Plus, if we're talking about work email, consider this: Having an empty inbox has zero effect on your salary. You're not getting paid to erase emails all day -- unless your job title is Deleter of Emails, in which case, poor you. [format edits, links dropped]
Personally, I have found my own modified version of "email bankruptcy" to be easy to implement and maintain. I neither must schedule "purges" as Stewart advises nor miss out on interesting tidbits that my friends send me that I am too busy to read at the moment. I like not feeling inundated or unsure that I am missing something important. My email counter has also become somewhat useful: It allows me to skip email checks altogether if it is zero and I already either have my email open in a browser tab or am using my phone at the time.

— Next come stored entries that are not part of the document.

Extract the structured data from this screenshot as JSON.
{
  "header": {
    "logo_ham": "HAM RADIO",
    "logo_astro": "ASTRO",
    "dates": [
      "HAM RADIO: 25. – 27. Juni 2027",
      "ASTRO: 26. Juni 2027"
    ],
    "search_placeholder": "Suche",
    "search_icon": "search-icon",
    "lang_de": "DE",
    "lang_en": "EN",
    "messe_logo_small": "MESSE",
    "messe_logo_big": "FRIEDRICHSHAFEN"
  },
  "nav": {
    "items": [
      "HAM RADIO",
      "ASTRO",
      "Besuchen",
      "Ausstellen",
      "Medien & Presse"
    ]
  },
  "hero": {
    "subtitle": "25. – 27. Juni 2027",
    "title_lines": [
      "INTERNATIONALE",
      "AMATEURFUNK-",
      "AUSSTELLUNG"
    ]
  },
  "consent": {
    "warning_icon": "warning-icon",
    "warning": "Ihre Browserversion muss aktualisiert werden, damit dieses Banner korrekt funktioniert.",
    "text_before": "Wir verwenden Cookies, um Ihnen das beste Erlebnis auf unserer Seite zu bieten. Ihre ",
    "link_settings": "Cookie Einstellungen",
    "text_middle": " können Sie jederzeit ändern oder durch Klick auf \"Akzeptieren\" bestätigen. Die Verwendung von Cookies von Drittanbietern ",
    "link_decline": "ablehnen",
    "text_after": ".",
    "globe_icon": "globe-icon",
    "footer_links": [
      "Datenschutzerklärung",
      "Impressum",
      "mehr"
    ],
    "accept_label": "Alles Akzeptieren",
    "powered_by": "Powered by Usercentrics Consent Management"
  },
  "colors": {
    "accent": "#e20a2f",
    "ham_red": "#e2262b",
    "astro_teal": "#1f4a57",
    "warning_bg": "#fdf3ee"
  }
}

P.S. My own sight modification of "email bankruptcy" has been, for my busiest two accounts, to filter most non-spam commercial email to a "crap" folder. This solves what I call the "ToysRUs" problem: Either I can't easily (or at all?) unsubscribe, but GMail (for example) won't let me send it to the Spam folder -- or I might want to glance at the emails, but not every time I check. This folder I check every couple of days or so, and usually mass-delete.